Я помню походы в ближайший кинотеатр на последний сеанс,
Обязательно шаловливая рука под платье, рука на зиппере,
И никаких разговоров о недопустимых приставаниях.
Все приставания считались допустимыми и желанными,
В крайнем случае можно было отвести руку
И рассмеяться.
Где это было, на какой земле?
Как мы не заметили перелёта?
Я был, и второй раз меня не будет
Места, куда не успею,
Мужчины, с которыми не сойтись один на один,
Женщины, с которыми не проснуться,
Мальчишки, с которыми не сыграть в футбол,
Девчонки, которых не зазвать прогуляться к реке,
Студенты, которым не доказать преимуществ Спарты перед Афинами,
Ночи без сна, где ни меня, ни моих книг,
Рыбы, птицы, звери, ящерицы, змеи, пчелы, ангелы и остальные существа в восьми мирах,
Будьте благословенны!
В деревне между Каширским шоссе и метро Коломенским
зимней ночью окна светились жёлтым,
жилыми оставалось пять или шесть домов,
можно было идти по единственной улице
в сумраке редких фонарей,
и чувство затерянности настигало тебя
где-то у третьей избы со стороны Каширки.
Таня жила в четвёртой,
мы топили печь и пекли блины,
запивали их портвейном Кавказ,
через некоторое время выбегали голыми на крыльцо перекурить,
шли в сортир босиком по снегу,
смеялись,
утром умывались талой водой.
Таня говорила,
когда всё это закатают в асфальт,
я уеду отсюда навсегда,
в Париж, в Варшаву, в Касабланку, в Рио,
может быть, во Владивосток или на север Хабаровского края,
у меня там родственники,
на берегу Охотского моря.
Сегодня некто Максим Новиковский,
то ли блогер, то ли журналист, по-своему яркий парень,
написал о Коломенском на свой лад.
Я подумал, что когда гулял там лет пять назад,
даже не мог сообразить,
где стояла деревня.
Таня вышла замуж за берлинского фотографа Тео Купера,
жила на станции метро Розалюксембургплатц,
одна остановка от Александрплатц по линии на Панкофф.
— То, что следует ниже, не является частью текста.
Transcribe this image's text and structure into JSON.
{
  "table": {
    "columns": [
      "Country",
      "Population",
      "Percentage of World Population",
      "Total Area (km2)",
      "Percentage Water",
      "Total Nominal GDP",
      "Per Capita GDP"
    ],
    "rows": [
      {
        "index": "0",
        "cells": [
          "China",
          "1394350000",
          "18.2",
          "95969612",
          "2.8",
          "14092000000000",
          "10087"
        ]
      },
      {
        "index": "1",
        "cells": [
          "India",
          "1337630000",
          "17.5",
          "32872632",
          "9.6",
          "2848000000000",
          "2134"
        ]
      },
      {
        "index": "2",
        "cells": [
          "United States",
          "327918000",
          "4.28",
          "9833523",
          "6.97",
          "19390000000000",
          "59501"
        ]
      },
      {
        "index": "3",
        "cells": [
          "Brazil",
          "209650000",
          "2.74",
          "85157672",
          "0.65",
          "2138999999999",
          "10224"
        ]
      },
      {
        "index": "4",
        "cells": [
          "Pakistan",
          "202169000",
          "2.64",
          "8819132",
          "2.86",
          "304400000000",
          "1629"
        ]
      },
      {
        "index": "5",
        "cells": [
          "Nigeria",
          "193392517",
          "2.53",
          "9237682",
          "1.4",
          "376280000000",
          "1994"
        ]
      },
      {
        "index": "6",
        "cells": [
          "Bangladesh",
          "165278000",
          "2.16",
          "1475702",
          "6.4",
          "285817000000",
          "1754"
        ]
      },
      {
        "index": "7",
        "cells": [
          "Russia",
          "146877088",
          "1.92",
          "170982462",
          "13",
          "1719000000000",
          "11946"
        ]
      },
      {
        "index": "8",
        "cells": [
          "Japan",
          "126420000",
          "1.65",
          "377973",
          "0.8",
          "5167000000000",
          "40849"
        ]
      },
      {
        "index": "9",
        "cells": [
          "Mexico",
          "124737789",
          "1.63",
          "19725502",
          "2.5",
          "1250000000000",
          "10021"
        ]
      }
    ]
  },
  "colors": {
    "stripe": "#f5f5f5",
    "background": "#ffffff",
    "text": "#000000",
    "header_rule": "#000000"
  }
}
Когда рухнула стена, наркотики стали дешевле.
Таня умерла в 99 году,
ей только исполнилось 36 лет,
она перепутала героин с белым китайцем,
белый китаец заглянул ей в глаза и отшатнулся,
сколько там было воспоминаний!
В те времена между Коломенской и Каширской
по той же самой причине
ребята откидывались сотнями, если не тысячами,
так как пУшеры не раздают инструкции к препарату,
а порошок, - что с него взять, -
он и в Африке белый.
Любимое село Алексея Михайловича
во всей своей потёмкинской красоте
стоит и молодеет на берегу Москвы-реки.
В хорошую погоду
купола сверкают на солнце.
Ну что скажешь, дорогой друг,
Дорогой враг,
Заходим на новый круг
Или так,
Проходим последние города,
Последние страны?
Никогда?
Или просто рано?
Встали с утра - глядим -
В небо уходит дар,
Мир целиком под ним
Мним, - как отмечал Бодрияр.
Пыхтит и работает генератор простых ответов,
генератор работает - ответов нет,
оттого, что кого- то сживут со свету,
ещё не значит, что сгинет свет.
В мире молниеносно случается разное,
вчера был четверг, и опять среда,
оттого, что власть отменяет праздник,
ещё не значит, что праздники не празднуются никогда.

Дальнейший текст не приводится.